Upload one Phoenix dataset per unique tag value found in the CSV.

Parameters

on_exist: How to handle a dataset that already exists in Phoenix: - "skip" — leave the existing dataset untouched (default). - "overwrite" — delete and re-create. - "append" — add new examples to the existing dataset.

Returns

dict[str, Any] Mapping of tag name → created/updated dataset object.

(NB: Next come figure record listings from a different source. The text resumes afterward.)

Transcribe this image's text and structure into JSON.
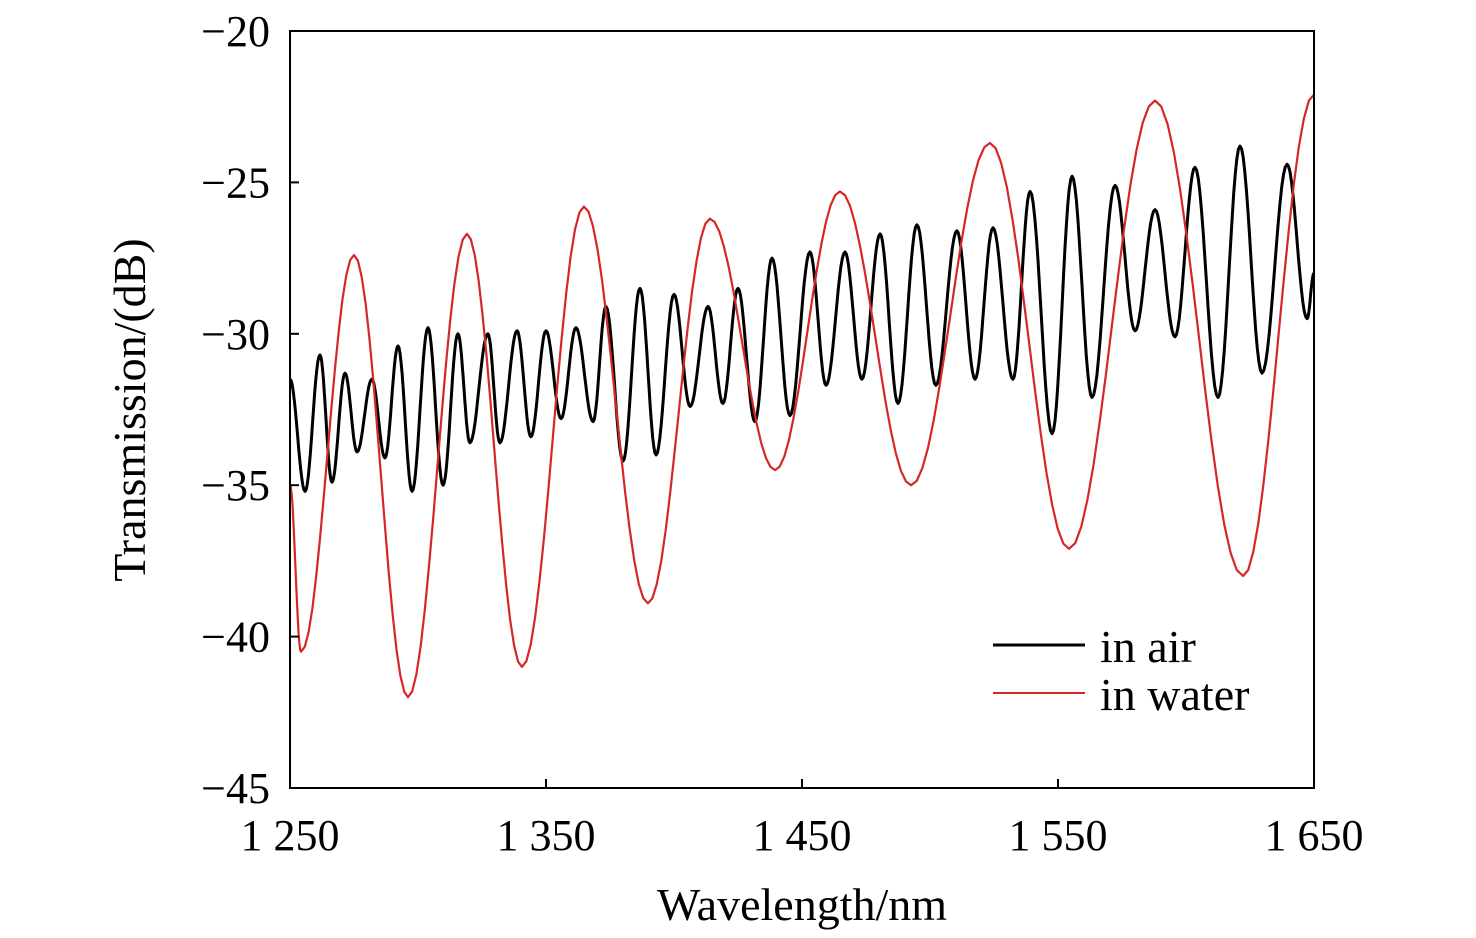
{
  "chart_data": {
    "type": "line",
    "title": "",
    "xlabel": "Wavelength/nm",
    "ylabel": "Transmission/(dB)",
    "xlim": [
      1250,
      1650
    ],
    "ylim": [
      -45,
      -20
    ],
    "xticks": [
      1250,
      1350,
      1450,
      1550,
      1650
    ],
    "xtick_labels": [
      "1 250",
      "1 350",
      "1 450",
      "1 550",
      "1 650"
    ],
    "yticks": [
      -20,
      -25,
      -30,
      -35,
      -40,
      -45
    ],
    "ytick_labels": [
      "−20",
      "−25",
      "−30",
      "−35",
      "−40",
      "−45"
    ],
    "grid": false,
    "legend_position": "bottom-right",
    "series": [
      {
        "name": "in air",
        "color": "#000000",
        "x": [
          1250,
          1255.9,
          1261.7,
          1266.4,
          1271.5,
          1276.2,
          1282,
          1287.1,
          1292.2,
          1297.7,
          1303.9,
          1309.8,
          1315.6,
          1320.3,
          1327.3,
          1332,
          1338.7,
          1344.1,
          1350,
          1355.9,
          1361.7,
          1368.4,
          1373.4,
          1380.1,
          1386.7,
          1393,
          1400,
          1406.3,
          1413.3,
          1419.1,
          1425,
          1431.6,
          1438.3,
          1445.3,
          1453.1,
          1459.4,
          1466.8,
          1473.4,
          1480.5,
          1487.5,
          1494.9,
          1502.3,
          1510.5,
          1517.6,
          1524.6,
          1532.4,
          1539.1,
          1547.7,
          1555.5,
          1563.3,
          1572.3,
          1580.1,
          1587.9,
          1595.7,
          1603.5,
          1612.5,
          1621.1,
          1629.7,
          1639.5,
          1647.3,
          1650
        ],
        "y": [
          -31.5,
          -35.2,
          -30.7,
          -34.9,
          -31.3,
          -33.9,
          -31.5,
          -34.1,
          -30.4,
          -35.2,
          -29.8,
          -35.0,
          -30.0,
          -33.6,
          -30.0,
          -33.6,
          -29.9,
          -33.4,
          -29.9,
          -32.8,
          -29.8,
          -32.9,
          -29.1,
          -34.2,
          -28.5,
          -34.0,
          -28.7,
          -32.4,
          -29.1,
          -32.3,
          -28.5,
          -32.9,
          -27.5,
          -32.7,
          -27.3,
          -31.7,
          -27.3,
          -31.5,
          -26.7,
          -32.3,
          -26.4,
          -31.7,
          -26.6,
          -31.5,
          -26.5,
          -31.5,
          -25.3,
          -33.3,
          -24.8,
          -32.1,
          -25.1,
          -29.9,
          -25.9,
          -30.1,
          -24.5,
          -32.1,
          -23.8,
          -31.3,
          -24.4,
          -29.5,
          -28
        ]
      },
      {
        "name": "in water",
        "color": "#d62728",
        "x": [
          1250,
          1254.3,
          1275,
          1296.1,
          1319.1,
          1340.6,
          1364.8,
          1389.8,
          1414,
          1439.5,
          1464.8,
          1492.6,
          1523.4,
          1554.3,
          1587.9,
          1622.3,
          1650
        ],
        "y": [
          -35,
          -40.5,
          -27.4,
          -42,
          -26.7,
          -41,
          -25.8,
          -38.9,
          -26.2,
          -34.5,
          -25.3,
          -35,
          -23.7,
          -37.1,
          -22.3,
          -38,
          -22.1
        ]
      }
    ]
  }
}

Source code in src/evalwire/uploader.py
def upload(
    self,
    on_exist: Literal["skip", "overwrite", "append"] = "skip",
) -> dict[str, Any]:
    """Upload one Phoenix dataset per unique tag value found in the CSV.

    Parameters
    ----------
    on_exist:
        How to handle a dataset that already exists in Phoenix:
        - ``"skip"``      — leave the existing dataset untouched (default).
        - ``"overwrite"`` — delete and re-create.
        - ``"append"``    — add new examples to the existing dataset.

    Returns
    -------
    dict[str, Any]
        Mapping of tag name → created/updated dataset object.
    """
    df = self._load_csv()
    groups = self._group_by_tag(df)
    results: dict[str, Any] = {}

    for tag, group_df in groups.items():
        logger.info("Uploading dataset %r (%d rows)…", tag, len(group_df))
        dataset = self._upload_one(tag, group_df, on_exist)
        results[tag] = dataset

    return results